16. The method of claim 10, wherein the base station identity includes synchronization information.

I7. The method of claim 10, further comprising the step of storing the determined results from the plurality of base stations.

18. The method of claim 17, wherein the stored determined results are used for handover purposes.

19. A method for obtaining synchronization between a plurality of base stations in a mobile communications system, comprising the steps of:
decoding, at the mobile station, identity and synchronization information from the plurality of base stations, at least some of which do not serve neighboring cells; and synchronizing the base stations based on the decoded identity and synchronization information.

20. The method of claim 19, wherein the step of synchronizing is performed by the steps of:
calculating, at the mobile station, an observed time difference between information transmitted from different base stations;
transmitting the calculated observed time difference to one of the different base stations; and determining a real time difference between information transmitted from different base stations at the one base station.

21. The method of claim 19, wherein the identity and synchronization information are contained in an identity burst transmitted by each of the plurality of base stations.

22. The method of claim 21, wherein the synchronization information includes an identification of the time slot or frame number on which the synchronization information is transmitted.

23. The method of claim 21, wherein the synchronization information is derived from a training sequence transmitted in the identity burst.

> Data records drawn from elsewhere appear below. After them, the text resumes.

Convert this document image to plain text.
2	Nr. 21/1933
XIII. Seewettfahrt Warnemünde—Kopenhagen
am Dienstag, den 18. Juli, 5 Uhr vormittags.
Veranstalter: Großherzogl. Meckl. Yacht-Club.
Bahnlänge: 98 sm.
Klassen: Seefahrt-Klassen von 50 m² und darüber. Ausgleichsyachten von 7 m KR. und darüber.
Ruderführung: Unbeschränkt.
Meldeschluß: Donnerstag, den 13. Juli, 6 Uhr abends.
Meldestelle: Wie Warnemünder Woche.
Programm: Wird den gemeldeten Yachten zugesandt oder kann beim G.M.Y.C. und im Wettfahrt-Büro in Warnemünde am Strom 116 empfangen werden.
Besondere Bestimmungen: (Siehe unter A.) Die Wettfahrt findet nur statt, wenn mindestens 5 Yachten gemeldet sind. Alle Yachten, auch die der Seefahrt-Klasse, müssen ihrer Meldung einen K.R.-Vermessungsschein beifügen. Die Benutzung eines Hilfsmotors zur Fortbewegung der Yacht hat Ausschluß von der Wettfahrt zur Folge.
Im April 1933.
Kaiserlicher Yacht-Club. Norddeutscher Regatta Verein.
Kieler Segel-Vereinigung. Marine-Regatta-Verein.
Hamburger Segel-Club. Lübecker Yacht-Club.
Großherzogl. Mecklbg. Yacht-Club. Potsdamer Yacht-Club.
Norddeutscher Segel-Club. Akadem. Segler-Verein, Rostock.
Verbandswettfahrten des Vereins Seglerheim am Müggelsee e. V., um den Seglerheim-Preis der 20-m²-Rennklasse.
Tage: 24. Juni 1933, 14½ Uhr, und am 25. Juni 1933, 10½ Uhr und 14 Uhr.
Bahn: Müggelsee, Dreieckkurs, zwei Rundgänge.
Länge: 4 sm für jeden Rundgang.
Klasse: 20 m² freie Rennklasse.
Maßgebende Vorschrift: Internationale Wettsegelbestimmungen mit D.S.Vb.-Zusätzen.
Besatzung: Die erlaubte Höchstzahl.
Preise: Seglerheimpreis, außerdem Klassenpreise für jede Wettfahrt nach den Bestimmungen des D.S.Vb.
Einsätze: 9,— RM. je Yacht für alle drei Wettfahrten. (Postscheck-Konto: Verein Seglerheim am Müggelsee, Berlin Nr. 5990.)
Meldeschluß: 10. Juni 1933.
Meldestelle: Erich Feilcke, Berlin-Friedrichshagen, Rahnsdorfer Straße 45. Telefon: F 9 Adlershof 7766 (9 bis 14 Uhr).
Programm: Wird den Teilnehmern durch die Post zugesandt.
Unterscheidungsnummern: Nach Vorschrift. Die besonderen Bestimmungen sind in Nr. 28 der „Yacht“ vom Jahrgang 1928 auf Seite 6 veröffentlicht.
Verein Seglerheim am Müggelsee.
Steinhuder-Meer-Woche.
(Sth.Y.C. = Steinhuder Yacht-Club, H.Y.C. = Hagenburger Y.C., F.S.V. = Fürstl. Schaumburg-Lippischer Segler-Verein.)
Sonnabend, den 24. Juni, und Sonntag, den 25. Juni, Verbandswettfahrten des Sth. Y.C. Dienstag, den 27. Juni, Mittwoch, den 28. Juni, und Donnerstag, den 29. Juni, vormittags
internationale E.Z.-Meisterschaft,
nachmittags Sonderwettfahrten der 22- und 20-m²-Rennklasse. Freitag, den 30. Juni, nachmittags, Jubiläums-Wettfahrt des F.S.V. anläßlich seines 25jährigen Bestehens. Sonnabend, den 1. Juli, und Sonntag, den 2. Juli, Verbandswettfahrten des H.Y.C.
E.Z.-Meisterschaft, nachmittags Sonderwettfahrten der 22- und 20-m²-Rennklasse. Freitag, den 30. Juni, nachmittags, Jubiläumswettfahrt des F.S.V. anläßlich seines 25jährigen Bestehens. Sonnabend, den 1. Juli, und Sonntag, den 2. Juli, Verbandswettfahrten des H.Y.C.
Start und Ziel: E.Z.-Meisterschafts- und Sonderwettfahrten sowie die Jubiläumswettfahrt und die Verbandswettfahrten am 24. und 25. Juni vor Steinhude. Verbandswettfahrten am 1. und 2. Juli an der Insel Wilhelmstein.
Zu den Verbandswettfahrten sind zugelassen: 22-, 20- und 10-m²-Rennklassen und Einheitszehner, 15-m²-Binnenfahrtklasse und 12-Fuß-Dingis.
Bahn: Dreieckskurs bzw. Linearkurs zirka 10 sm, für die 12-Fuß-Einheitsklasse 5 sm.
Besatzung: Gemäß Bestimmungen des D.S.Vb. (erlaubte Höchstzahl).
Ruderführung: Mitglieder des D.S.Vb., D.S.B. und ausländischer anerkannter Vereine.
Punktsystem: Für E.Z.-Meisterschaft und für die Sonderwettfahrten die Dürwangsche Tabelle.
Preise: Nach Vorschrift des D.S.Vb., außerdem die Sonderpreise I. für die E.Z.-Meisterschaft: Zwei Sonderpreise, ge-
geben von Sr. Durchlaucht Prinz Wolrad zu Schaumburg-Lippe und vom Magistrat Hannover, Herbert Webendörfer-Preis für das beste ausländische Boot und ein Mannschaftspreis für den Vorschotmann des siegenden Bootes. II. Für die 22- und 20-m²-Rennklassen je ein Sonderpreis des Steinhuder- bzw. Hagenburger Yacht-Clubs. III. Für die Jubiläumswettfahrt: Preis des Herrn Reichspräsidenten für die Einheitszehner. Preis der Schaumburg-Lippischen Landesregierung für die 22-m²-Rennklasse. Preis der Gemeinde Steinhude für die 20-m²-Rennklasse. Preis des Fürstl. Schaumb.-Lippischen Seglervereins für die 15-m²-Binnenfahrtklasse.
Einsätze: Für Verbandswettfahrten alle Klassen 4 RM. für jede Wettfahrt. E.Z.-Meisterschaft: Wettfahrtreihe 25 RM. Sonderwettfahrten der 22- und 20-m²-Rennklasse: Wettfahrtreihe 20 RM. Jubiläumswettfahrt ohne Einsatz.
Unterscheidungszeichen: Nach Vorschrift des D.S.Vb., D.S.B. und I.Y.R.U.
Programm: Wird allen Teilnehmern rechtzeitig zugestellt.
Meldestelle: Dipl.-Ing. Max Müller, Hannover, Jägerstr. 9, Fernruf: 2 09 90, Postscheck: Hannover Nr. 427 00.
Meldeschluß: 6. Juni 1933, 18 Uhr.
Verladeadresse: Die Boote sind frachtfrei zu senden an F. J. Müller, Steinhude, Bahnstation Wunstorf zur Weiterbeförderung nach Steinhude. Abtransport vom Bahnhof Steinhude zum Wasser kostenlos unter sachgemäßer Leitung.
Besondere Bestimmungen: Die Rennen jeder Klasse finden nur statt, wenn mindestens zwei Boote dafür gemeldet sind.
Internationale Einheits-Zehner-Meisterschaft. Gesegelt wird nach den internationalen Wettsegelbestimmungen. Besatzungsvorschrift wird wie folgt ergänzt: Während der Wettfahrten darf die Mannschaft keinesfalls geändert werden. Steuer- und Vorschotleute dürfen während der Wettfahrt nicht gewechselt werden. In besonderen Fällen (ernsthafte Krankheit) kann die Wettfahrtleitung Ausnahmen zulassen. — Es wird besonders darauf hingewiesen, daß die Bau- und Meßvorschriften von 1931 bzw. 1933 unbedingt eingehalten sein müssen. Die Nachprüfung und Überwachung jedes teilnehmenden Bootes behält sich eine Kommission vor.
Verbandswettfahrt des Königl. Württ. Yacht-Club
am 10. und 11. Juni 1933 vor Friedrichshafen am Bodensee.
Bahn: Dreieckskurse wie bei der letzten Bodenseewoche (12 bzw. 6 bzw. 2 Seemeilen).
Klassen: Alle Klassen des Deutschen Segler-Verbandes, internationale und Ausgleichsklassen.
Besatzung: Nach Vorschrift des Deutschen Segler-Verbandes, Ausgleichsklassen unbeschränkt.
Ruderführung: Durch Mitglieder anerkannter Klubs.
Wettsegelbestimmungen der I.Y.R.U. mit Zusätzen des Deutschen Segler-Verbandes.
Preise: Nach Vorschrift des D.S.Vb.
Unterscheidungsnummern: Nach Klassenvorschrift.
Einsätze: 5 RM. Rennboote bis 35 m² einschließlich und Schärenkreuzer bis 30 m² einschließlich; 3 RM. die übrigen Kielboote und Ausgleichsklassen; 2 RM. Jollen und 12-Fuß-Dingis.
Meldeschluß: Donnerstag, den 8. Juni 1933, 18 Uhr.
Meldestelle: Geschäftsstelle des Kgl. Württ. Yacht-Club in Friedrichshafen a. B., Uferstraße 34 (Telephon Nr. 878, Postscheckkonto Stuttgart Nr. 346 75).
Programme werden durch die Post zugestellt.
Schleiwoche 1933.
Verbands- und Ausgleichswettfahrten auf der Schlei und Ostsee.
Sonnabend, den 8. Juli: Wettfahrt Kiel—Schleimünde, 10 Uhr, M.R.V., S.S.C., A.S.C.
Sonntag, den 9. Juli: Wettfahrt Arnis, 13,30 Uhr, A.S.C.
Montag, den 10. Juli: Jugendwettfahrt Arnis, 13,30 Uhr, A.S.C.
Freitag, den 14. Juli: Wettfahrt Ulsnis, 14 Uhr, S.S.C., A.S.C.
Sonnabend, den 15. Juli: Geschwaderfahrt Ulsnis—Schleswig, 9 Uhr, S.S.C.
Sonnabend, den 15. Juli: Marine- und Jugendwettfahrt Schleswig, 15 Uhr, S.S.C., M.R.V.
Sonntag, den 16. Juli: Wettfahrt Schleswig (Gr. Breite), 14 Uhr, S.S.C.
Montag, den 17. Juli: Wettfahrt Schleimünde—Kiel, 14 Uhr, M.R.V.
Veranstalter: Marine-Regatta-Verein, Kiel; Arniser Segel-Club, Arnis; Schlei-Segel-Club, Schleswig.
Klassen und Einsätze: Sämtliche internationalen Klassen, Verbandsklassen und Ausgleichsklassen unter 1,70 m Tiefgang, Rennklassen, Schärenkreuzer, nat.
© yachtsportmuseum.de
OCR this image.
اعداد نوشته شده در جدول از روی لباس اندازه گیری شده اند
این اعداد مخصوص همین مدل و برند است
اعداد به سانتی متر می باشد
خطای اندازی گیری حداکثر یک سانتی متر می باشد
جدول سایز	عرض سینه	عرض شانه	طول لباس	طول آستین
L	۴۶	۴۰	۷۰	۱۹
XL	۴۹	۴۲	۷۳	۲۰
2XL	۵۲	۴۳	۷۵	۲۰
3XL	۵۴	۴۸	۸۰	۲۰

24. The method of claim 19, wherein the identity and synchronization information is transmitted from the plurality of base stations during substantially synchronized idle frames.

25. The method of claim 19, wherein the identity and synchronization information from each of the plurality of base stations are transmitted on designated time slots.

26. The method of claim 19, wherein the identity information is unique for each of the plurality of base stations.

27. The method of claim 19, wherein each base station can adjust its synchronization based on the decoded identity and synchronization information.